Very few companies seem to be able to consistently offer these kinds of perks and be successful — Google is one such company, as I have noted before — and my guess is that these kooky benefits the Journal is writing about won’t last too long either. Why? Because there is usually something wrong if you have to offer crazy perks and goodies to attract and keep good people working for you.

When “model workplaces” aren’t

Of course, there’s more than crazy perks from technology companies in the news this week. Here are some other HR and workplace-related items you may have missed  this week. This is TLNT’s weekly round-up of news, trends, and insights from the world of HR and talent management. Yes, I do it so you don’t have to.

  • When “model workplaces” aren’t such a great model. The Center for Public Integrity highlighted how workplaces that are touted as models for others aren’t always what they appear to be. “Workers at plants billed as the nation’s safest have died in preventable explosions, chemical releases and crane accidents. They have been pulled into machinery or asphyxiated. Investigators, called in because of deaths, have uncovered underlying safety problems — failure to follow recognized safety practices, inadequate inspections and training, lack of proper protective gear, unguarded machinery, improper handling of hazardous chemicals. Yet these companies have rarely faced heavy fines or expulsion from the program. In death cases in which OSHA found at least one violation, VPP companies ultimately paid an average of about $8,000 in fines. And at least 65 percent of sites where a worker has died since 2000 remain in VPP today.”
  • Is 401 (k) auto enrollment driving down retirement savings? According to The Wall Street Journal, “A 2006 law designed to boost employees’ retirement-savings is having the opposite effect for some people…an analysis done for The Journal shows about 40% of new hires at companies with automatic enrollments are socking away less money than they would if left to enroll voluntarily, the Employee Benefit Research Institute found…The problem: More than two-thirds of companies set contribution rates at 3% of salary or less, unless an employee chooses otherwise. That’s far below the 5% to 10% rates participants typically elect when left to their own devices, the researchers said.”
  • Unemployment office staff find themselves unemployed. The St. Louis Post-Dispatch reports that although “they were assigned to the front line in the effort to get 113,000 unemployed St. Louisans back to work … Now nearly 60 people serving in various capacities in Missouri Career Centers throughout the region are themselves out of a job … The cuts stem from a statewide loss this fiscal year of more than $9.3 million — 30 percent of the federal Workforce Investment Act allocations that finance training and education programs across Missouri.
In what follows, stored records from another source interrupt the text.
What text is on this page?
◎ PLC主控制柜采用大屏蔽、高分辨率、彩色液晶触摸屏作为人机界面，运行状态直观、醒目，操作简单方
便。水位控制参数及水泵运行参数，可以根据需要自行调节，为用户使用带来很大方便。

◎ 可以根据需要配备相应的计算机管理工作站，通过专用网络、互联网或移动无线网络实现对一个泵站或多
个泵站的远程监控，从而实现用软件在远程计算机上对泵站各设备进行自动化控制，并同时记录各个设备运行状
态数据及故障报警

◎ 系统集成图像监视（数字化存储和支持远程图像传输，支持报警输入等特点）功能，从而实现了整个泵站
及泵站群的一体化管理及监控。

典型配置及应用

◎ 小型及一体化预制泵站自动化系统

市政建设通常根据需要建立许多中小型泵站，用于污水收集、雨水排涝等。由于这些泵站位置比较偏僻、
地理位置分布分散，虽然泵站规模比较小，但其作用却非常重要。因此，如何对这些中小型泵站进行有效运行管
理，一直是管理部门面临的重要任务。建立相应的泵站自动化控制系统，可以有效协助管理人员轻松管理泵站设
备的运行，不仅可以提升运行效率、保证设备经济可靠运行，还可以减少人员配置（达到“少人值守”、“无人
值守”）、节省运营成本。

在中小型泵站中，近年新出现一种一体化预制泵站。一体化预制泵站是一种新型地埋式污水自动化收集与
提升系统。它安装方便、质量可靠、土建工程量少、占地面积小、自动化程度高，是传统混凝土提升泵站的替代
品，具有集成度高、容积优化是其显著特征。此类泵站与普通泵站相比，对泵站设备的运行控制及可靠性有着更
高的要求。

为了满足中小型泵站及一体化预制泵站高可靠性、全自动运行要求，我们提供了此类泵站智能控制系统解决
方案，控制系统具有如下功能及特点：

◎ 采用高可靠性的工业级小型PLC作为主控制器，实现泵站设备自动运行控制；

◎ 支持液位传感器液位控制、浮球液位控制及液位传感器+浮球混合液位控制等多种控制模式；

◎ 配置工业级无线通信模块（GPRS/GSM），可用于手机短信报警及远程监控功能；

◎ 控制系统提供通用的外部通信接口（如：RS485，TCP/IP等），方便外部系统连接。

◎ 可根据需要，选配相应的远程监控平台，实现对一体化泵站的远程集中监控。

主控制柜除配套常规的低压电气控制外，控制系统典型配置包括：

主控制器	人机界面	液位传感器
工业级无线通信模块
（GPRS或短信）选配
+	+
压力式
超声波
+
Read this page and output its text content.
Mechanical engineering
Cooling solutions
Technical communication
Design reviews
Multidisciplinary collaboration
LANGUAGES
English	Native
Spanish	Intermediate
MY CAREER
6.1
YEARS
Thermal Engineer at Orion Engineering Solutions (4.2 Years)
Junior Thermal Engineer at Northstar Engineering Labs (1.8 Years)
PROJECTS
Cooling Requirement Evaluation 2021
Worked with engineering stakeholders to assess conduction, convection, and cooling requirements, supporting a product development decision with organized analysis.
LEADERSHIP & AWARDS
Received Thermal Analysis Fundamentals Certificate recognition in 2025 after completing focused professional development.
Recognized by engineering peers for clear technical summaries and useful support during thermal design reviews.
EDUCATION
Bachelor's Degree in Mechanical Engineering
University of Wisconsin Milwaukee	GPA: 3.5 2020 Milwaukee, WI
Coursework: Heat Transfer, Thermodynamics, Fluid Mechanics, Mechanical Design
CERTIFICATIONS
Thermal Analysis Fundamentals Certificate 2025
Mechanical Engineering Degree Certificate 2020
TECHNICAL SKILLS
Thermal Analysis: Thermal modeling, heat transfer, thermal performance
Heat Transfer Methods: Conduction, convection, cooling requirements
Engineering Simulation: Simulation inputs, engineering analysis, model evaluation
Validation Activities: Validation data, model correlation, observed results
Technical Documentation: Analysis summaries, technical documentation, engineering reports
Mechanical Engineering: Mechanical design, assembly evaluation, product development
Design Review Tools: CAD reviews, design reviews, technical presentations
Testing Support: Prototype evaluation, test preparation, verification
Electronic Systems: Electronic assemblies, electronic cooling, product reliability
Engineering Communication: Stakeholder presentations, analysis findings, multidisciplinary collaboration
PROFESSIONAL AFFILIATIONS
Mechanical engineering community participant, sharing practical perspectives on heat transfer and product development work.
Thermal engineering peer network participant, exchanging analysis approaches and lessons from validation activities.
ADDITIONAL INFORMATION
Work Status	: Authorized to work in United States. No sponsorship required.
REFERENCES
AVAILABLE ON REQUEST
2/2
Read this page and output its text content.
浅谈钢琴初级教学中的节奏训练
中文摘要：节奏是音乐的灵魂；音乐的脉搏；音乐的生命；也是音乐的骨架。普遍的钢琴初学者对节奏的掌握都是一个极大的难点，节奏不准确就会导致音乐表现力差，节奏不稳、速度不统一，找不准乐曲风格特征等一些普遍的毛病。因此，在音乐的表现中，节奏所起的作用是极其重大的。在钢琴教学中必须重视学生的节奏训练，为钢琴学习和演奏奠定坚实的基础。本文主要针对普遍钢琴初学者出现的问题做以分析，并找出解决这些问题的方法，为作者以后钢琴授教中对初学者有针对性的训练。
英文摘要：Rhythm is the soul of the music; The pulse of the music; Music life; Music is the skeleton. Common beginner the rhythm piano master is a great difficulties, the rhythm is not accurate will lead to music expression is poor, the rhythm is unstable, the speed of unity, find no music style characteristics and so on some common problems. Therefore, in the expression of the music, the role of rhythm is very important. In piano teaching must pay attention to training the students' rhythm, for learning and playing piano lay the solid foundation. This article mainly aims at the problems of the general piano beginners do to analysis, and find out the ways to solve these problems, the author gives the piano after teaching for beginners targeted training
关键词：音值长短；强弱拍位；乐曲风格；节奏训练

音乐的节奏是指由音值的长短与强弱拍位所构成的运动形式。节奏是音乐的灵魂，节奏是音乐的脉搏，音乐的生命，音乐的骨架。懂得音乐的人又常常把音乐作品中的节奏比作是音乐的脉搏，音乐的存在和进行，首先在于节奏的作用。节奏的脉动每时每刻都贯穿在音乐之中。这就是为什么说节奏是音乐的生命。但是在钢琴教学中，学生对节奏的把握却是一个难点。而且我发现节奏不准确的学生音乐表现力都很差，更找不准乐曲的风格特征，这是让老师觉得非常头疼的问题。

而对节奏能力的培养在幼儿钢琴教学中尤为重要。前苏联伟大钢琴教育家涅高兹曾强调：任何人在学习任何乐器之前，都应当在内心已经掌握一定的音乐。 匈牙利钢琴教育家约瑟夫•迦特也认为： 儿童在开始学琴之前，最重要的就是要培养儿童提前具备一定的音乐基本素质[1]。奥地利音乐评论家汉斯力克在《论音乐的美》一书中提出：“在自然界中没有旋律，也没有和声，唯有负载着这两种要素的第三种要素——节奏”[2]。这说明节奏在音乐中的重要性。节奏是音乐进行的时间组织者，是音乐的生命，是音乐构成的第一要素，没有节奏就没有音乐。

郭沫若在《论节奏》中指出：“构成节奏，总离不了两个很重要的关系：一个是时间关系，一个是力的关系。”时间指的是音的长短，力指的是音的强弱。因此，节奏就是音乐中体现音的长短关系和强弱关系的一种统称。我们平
The revenue is funneled to counties and municipalities by the Missouri Department of Economic Development.”
  • Salaries for new grads are rising. “Employers have loosened the purse strings for this year’s crop of college graduates,” the Chicago Sun-Times reports. “The average starting salary offer to the Class of 2011 rose 4.8 percent to $51,018, compared with offers extended to the Class of 2010, according to the latest survey from the National Association of Colleges and Employers released Wednesday. The increases overall are a good indication that the job market for new college graduates is gaining strength, according to Marilyn Mackes, the association’s executive director.”